Но в Софье Павловне, спешим оговориться, то есть в чувстве ее к Молчалину, есть много искренности, сильно напоминающей Татьяну Пушкина. Разницу между ними кладет «московский отпечаток», потом бойкость, уменье владеть собой, которое явилось в Татьяне при встрече с Онегиным уже после замужества, а до тех пор она не сумела солгать о любви даже няне. Но Татьяна – деревенская девушка, а Софья Павловна – московская, по-тогдашнему, развитая.

Между тем она в любви своей точно так же готова выдать себя, как Татьяна: обе, как в лунатизме, бродят в увлечении с детской простотой. И Софья, как Татьяна же, сама начинает роман, не находя в этом ничего предосудительного, даже не догадывается о том. Софья удивляется хохоту горничной при рассказе, как она с Молчалиным проводит всю ночь: «Ни слова вольного! – и так вся ночь проходит!» «Враг дерзости, всегда застенчивый, стыдливый!» Вот чем она восхищается в нем! Это смешно, но тут есть какая-то почти грация – и куда далеко до безнравственности, нужды нет, что она проговорилась словом: хуже – это тоже наивность. Громадная разница не между ею и Татьяной, а между Онегиным и Молчалиным.
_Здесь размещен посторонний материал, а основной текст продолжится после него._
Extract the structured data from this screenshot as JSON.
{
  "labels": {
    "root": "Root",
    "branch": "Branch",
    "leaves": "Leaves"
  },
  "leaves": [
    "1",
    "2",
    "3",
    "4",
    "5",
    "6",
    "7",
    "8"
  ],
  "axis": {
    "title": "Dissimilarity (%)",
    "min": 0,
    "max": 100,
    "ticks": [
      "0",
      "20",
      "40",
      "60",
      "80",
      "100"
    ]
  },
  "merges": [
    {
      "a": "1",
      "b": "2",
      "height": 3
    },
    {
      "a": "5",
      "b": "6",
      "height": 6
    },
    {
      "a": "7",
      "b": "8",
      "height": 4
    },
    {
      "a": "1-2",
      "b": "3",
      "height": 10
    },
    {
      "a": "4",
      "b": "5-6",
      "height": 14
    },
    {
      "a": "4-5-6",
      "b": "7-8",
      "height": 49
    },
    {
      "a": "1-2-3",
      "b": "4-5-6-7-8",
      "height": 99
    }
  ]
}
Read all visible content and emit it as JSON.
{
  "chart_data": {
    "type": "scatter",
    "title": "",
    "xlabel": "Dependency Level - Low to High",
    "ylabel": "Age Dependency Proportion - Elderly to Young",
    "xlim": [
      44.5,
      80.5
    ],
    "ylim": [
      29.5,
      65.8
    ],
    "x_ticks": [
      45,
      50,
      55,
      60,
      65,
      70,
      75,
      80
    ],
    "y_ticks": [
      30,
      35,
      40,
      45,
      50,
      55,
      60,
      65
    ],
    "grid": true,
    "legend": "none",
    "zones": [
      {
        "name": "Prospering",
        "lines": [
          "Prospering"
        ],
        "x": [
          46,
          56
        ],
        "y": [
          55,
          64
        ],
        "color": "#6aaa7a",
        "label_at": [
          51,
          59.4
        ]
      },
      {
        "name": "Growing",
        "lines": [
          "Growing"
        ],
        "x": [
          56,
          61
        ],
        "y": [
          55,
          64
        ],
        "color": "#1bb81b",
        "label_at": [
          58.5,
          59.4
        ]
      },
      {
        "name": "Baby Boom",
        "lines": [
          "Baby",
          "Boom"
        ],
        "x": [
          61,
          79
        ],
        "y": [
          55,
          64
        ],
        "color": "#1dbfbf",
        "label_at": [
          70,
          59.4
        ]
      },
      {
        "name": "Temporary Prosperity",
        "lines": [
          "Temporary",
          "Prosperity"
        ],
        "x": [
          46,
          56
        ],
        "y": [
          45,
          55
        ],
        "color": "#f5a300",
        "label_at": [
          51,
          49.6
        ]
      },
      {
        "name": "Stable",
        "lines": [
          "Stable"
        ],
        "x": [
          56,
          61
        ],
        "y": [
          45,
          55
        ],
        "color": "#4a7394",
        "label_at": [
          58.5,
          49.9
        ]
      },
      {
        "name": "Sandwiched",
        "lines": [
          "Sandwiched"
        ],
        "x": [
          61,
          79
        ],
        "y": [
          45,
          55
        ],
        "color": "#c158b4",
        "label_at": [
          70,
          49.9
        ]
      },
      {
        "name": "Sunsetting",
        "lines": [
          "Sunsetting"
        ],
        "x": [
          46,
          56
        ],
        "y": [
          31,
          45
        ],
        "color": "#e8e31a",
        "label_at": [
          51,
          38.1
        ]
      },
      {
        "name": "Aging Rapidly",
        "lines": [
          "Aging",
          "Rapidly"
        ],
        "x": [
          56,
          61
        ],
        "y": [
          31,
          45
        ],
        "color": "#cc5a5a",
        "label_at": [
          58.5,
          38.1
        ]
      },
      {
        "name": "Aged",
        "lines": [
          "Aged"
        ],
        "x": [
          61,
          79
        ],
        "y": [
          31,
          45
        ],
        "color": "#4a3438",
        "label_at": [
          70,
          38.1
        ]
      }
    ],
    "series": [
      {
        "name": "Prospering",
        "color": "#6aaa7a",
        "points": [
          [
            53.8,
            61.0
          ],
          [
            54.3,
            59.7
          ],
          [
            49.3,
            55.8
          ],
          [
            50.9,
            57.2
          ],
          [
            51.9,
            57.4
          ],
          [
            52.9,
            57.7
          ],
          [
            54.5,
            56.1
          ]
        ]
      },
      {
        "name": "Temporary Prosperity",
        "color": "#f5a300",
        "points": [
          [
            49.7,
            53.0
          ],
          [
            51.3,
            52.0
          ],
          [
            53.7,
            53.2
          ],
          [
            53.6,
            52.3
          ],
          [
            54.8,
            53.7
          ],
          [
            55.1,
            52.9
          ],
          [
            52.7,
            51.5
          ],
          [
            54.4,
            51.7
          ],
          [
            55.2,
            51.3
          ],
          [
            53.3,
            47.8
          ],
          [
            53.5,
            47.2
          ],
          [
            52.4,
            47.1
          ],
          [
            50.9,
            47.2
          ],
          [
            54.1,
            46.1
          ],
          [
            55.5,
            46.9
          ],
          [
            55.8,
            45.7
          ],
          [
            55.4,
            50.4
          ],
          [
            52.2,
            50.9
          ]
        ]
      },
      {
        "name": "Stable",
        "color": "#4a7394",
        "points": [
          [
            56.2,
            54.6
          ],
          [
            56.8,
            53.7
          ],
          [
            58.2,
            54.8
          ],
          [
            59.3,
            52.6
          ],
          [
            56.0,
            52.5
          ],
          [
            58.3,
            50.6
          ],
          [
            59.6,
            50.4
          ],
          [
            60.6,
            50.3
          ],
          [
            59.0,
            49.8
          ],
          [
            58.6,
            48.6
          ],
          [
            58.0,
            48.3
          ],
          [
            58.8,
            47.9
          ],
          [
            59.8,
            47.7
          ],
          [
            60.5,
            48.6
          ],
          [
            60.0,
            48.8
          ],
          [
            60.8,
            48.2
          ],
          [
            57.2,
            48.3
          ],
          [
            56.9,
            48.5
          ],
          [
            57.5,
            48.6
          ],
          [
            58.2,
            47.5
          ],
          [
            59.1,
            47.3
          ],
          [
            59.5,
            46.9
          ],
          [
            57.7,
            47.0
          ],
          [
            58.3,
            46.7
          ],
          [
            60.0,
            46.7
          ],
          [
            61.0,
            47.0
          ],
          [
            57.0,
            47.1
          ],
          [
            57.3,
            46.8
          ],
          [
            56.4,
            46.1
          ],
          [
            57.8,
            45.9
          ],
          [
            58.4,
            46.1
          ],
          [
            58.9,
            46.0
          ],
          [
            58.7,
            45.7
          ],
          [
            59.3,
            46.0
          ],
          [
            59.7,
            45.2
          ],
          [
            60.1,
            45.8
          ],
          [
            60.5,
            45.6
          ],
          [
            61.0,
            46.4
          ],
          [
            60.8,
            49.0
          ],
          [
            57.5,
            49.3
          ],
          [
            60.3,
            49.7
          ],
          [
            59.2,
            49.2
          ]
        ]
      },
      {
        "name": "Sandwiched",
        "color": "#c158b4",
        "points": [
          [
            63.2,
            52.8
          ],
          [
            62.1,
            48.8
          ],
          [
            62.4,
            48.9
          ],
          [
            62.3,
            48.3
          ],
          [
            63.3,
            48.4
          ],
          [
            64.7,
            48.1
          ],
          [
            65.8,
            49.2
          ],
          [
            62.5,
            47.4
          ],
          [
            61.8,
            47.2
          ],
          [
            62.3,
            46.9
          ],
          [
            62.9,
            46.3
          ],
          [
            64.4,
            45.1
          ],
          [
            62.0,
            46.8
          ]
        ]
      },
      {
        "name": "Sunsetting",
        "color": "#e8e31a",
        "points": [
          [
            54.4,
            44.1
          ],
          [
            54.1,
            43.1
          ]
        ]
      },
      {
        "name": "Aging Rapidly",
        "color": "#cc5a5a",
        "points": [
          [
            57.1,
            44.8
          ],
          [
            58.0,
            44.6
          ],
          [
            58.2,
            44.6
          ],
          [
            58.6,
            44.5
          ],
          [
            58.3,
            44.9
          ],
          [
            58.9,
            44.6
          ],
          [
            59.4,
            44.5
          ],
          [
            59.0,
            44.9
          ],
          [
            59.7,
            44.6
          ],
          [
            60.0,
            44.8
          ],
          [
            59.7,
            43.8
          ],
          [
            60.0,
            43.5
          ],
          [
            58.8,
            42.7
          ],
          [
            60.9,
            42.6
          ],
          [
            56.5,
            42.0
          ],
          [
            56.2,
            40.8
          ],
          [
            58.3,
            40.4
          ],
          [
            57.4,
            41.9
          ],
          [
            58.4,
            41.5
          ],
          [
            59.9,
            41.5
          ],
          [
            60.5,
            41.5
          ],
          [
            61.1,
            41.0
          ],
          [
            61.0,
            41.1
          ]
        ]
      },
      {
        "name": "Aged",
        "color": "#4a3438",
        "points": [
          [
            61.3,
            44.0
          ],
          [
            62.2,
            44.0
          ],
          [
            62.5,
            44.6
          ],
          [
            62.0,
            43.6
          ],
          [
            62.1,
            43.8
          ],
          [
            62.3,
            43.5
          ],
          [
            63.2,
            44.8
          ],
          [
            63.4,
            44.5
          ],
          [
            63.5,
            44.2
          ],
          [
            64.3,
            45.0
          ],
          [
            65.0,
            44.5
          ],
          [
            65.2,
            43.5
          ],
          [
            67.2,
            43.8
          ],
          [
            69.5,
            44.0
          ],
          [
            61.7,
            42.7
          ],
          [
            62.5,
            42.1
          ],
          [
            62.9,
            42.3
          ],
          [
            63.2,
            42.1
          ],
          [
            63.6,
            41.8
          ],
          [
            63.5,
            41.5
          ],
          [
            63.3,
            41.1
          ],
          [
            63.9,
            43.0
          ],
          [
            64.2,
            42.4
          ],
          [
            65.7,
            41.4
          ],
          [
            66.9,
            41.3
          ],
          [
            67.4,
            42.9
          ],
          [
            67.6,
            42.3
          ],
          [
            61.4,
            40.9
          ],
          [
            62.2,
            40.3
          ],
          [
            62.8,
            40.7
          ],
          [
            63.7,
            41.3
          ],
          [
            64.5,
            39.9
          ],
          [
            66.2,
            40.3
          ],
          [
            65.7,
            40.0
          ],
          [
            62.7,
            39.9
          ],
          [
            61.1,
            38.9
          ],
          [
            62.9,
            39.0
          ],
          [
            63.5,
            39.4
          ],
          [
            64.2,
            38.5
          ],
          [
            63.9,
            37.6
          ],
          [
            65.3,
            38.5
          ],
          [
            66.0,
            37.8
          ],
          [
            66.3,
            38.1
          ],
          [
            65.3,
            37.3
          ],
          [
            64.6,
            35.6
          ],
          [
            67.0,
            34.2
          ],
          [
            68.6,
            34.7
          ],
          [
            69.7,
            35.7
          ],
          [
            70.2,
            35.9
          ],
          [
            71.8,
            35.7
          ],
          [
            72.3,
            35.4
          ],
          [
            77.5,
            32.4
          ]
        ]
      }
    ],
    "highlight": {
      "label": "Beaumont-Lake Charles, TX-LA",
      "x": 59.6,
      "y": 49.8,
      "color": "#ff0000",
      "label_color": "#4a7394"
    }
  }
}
Выбор Софьи, конечно, не рекомендует ее, но и выбор Татьяны тоже был случайный, даже едва ли ей и было из кого выбирать.

Вглядываясь глубже в характер и в обстановку Софьи, видишь, что не безнравственность (но и не «бог», конечно) «свели ее» с Молчалиным. Прежде всего, влечение покровительствовать любимому человеку, бедному, скромному, не смеющему поднять на нее глаз, – возвысить его до себя, до своего круга, дать ему семейные права. Без сомнения, ей в этом улыбалась роль властвовать над покорным созданием, сделать его счастье и иметь в нем вечного раба. Не ее вина, что из этого выходил будущий «муж-мальчик, муж-слуга – идеал московских мужей!» На другие идеалы негде было наткнуться в доме Фамусова.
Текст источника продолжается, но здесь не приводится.